For tasks where a demo isn’t so possible, then bidders have got to provider relevant portfolio items.”
I also asked Keith about other bidders in general. Are there, for example, a lot of spammers, or are the majority serious bidders?
“I don’t see much spam as such. You always get a bunch of generic responses that have been copied and pasted for a bunch of jobs “I am from such and such, have these skills, and can do the job for you”. Sometimes they have bad English and don’t reference the project at all. Some copy the projects title, which is still lame. Better ones reiterate the brief. I’d say all the bids are fairly serious, but certainly different levels of selling going on. Around a quarter of initial responses don’t have a bid attached to them – that’s fine if they want to ask for clarification, but if they give a generic responses without a bid, then I just know they’re going to be relatively painful to work with.”

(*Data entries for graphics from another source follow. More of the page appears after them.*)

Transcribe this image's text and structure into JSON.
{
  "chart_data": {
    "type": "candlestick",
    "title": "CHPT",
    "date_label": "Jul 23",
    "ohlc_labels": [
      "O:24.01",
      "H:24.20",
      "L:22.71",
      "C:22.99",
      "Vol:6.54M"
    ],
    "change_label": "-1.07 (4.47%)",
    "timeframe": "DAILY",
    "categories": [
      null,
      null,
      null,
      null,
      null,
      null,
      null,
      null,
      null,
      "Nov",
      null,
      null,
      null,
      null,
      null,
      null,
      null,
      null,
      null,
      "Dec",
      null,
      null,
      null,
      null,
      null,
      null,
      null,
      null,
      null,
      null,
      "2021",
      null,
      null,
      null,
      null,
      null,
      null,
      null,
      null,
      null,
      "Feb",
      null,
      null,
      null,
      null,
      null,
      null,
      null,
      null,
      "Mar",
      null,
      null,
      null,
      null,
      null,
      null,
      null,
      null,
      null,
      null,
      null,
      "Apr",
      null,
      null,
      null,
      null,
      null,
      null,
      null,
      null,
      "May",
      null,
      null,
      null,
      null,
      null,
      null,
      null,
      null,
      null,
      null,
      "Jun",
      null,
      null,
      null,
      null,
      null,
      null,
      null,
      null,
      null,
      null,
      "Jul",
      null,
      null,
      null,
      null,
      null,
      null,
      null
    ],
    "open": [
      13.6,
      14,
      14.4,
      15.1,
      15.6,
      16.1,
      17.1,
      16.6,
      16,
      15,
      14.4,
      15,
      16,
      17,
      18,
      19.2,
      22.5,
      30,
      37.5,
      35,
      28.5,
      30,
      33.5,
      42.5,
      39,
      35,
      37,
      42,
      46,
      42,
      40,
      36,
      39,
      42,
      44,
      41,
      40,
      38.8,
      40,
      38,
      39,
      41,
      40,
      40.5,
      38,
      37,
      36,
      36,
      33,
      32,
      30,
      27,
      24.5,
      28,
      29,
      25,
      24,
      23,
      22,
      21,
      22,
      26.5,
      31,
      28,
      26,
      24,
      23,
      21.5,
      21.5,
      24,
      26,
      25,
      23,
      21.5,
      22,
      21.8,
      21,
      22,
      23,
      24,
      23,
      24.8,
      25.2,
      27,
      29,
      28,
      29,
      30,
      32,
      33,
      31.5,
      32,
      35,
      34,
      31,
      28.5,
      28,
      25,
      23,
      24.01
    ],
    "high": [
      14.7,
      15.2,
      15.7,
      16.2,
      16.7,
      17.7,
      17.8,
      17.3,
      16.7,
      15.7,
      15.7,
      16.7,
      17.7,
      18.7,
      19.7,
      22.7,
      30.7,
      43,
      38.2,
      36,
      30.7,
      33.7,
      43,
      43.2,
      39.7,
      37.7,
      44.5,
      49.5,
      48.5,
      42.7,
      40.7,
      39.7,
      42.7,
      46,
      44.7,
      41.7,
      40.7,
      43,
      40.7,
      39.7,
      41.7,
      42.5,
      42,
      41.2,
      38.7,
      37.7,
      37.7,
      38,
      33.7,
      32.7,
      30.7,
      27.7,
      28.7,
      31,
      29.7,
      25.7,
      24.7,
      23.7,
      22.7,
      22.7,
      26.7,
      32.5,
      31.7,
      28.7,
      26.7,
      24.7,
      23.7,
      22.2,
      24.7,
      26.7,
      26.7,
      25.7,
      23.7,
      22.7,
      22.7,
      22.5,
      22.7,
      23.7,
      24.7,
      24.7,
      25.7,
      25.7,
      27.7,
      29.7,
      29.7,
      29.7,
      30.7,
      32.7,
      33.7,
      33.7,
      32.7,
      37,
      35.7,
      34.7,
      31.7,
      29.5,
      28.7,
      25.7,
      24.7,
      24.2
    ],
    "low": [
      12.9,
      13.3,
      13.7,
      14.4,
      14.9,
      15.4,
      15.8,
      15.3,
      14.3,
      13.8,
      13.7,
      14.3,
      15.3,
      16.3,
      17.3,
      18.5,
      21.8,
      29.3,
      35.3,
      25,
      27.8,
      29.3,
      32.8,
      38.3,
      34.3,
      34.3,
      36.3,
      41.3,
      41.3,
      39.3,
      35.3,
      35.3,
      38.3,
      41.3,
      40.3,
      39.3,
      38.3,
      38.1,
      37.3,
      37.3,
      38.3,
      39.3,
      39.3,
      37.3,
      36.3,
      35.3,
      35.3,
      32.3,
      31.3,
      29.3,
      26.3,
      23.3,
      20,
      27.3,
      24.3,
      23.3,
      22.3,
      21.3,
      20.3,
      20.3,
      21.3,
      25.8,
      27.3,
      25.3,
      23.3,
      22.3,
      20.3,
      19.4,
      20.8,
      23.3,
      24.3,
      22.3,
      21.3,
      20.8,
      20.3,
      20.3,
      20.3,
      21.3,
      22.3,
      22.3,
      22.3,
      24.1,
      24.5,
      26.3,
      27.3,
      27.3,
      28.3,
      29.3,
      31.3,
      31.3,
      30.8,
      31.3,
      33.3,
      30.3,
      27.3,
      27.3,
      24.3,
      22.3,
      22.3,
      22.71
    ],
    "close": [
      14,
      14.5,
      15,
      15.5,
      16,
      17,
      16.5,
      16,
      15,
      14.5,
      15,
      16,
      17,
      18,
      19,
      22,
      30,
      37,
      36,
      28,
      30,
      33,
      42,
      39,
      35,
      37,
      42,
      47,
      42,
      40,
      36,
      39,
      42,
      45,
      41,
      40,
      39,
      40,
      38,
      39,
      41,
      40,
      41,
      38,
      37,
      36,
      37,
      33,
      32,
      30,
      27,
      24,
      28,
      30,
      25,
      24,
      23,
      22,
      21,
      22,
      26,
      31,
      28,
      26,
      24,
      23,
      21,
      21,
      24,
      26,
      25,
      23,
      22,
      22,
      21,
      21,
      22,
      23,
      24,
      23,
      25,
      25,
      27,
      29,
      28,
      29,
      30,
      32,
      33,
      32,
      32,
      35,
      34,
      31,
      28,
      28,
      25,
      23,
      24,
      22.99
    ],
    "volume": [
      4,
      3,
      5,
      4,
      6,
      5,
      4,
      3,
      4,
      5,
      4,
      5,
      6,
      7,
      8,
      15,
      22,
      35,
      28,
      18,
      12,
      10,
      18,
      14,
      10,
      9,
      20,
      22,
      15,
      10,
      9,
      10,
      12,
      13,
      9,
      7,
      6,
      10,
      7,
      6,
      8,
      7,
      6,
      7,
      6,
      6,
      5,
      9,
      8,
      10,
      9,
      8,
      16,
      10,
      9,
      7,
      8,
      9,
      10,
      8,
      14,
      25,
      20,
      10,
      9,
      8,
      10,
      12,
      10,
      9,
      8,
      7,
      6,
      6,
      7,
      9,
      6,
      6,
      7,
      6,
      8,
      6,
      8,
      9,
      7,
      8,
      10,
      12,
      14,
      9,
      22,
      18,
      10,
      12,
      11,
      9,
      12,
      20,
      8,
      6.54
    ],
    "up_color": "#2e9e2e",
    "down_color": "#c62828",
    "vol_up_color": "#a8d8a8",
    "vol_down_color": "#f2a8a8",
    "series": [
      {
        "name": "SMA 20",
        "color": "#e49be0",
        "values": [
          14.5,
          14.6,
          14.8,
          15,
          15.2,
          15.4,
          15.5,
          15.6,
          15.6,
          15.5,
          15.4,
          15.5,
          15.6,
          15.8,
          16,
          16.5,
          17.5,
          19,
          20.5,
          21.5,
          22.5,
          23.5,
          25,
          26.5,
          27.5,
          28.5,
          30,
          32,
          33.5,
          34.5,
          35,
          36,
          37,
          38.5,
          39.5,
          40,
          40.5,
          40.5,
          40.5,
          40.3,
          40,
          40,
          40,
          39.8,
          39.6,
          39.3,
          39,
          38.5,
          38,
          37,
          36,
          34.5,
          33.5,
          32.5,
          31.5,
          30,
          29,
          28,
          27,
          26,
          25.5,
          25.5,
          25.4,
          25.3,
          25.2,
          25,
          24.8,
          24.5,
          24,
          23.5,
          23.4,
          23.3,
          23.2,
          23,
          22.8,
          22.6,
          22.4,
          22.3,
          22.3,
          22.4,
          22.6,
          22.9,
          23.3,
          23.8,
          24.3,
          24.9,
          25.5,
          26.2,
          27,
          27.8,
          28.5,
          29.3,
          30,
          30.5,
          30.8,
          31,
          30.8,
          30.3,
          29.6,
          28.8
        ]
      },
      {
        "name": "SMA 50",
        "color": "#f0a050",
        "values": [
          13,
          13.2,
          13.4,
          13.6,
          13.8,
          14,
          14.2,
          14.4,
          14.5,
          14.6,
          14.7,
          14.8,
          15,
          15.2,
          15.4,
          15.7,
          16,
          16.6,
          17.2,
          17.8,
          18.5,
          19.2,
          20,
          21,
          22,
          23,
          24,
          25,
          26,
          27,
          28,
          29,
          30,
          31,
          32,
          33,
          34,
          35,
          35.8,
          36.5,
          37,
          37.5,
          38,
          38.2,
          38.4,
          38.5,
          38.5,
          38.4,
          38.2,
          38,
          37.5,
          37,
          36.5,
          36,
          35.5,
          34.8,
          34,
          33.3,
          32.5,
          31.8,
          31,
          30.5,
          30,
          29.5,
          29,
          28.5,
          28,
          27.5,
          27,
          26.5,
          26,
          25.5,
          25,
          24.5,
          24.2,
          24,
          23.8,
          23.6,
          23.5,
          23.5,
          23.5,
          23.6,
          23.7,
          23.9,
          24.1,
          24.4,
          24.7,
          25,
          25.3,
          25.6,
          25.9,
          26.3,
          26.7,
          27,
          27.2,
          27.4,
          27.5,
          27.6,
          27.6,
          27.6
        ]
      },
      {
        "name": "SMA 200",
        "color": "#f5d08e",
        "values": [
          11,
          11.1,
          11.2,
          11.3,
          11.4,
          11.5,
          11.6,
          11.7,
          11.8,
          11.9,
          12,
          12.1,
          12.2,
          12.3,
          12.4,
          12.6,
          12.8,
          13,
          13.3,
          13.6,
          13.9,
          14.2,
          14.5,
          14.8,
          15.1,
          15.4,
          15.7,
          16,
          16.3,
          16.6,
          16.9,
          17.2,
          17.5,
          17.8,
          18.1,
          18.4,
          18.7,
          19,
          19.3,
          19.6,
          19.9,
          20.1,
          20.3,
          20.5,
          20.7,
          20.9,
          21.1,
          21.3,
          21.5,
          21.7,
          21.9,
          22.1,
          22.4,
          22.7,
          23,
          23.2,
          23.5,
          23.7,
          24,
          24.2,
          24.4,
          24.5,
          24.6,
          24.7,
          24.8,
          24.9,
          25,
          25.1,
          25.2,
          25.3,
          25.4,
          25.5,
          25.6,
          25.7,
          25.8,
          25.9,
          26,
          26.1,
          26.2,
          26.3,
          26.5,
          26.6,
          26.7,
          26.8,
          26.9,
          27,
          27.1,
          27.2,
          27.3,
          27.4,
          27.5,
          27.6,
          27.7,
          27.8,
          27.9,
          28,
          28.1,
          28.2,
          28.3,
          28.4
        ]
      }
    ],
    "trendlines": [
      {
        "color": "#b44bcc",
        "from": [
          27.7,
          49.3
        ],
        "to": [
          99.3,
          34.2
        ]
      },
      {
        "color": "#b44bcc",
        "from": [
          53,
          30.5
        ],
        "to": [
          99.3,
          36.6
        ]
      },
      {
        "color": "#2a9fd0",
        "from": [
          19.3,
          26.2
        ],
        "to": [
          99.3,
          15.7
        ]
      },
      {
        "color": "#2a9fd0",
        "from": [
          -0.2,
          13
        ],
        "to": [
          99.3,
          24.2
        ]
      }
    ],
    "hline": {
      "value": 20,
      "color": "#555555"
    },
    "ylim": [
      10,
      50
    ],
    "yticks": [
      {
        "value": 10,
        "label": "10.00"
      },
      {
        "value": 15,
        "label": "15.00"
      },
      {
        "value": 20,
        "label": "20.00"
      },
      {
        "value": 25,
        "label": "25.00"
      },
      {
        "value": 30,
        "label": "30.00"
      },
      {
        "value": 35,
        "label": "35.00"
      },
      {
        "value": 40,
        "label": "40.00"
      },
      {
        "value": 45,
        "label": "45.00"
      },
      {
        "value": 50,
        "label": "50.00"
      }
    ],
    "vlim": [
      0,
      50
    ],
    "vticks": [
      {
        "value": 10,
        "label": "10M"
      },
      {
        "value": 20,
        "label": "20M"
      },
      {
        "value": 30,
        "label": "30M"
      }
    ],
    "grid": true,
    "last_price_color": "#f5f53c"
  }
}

And what about warning signs? Are there many things a bidder can do to put off a potential client?
“Terrible English puts me off. It’s shameful to say it, but it really does matter to be able to have clear communication. Terrible ratings are an obvious flag also. Digging into their feedback can be helpful in revealing whether or they work on decent projects or have just built high feedback doing little things (ala a common eBay scam).”
Keith has some further tips from an employer’s perspective, and I recommend that you have a read.
So there we have it, the first bid won – admittedly for a small project, but it’s a start. From there, I didn’t run into any major problems building up a decent work history. My first project with Keith led to lots of work on one of his major projects, and 18 months later I still stay in regular contact with him. If freelancing interests you, give it a try; the first project you try shouldn’t take longer than a few hours an evening, and you could be surprised at how quickly you pick up clients who want ever-more work from you
Huge thanks to Keith for his help with this blog post.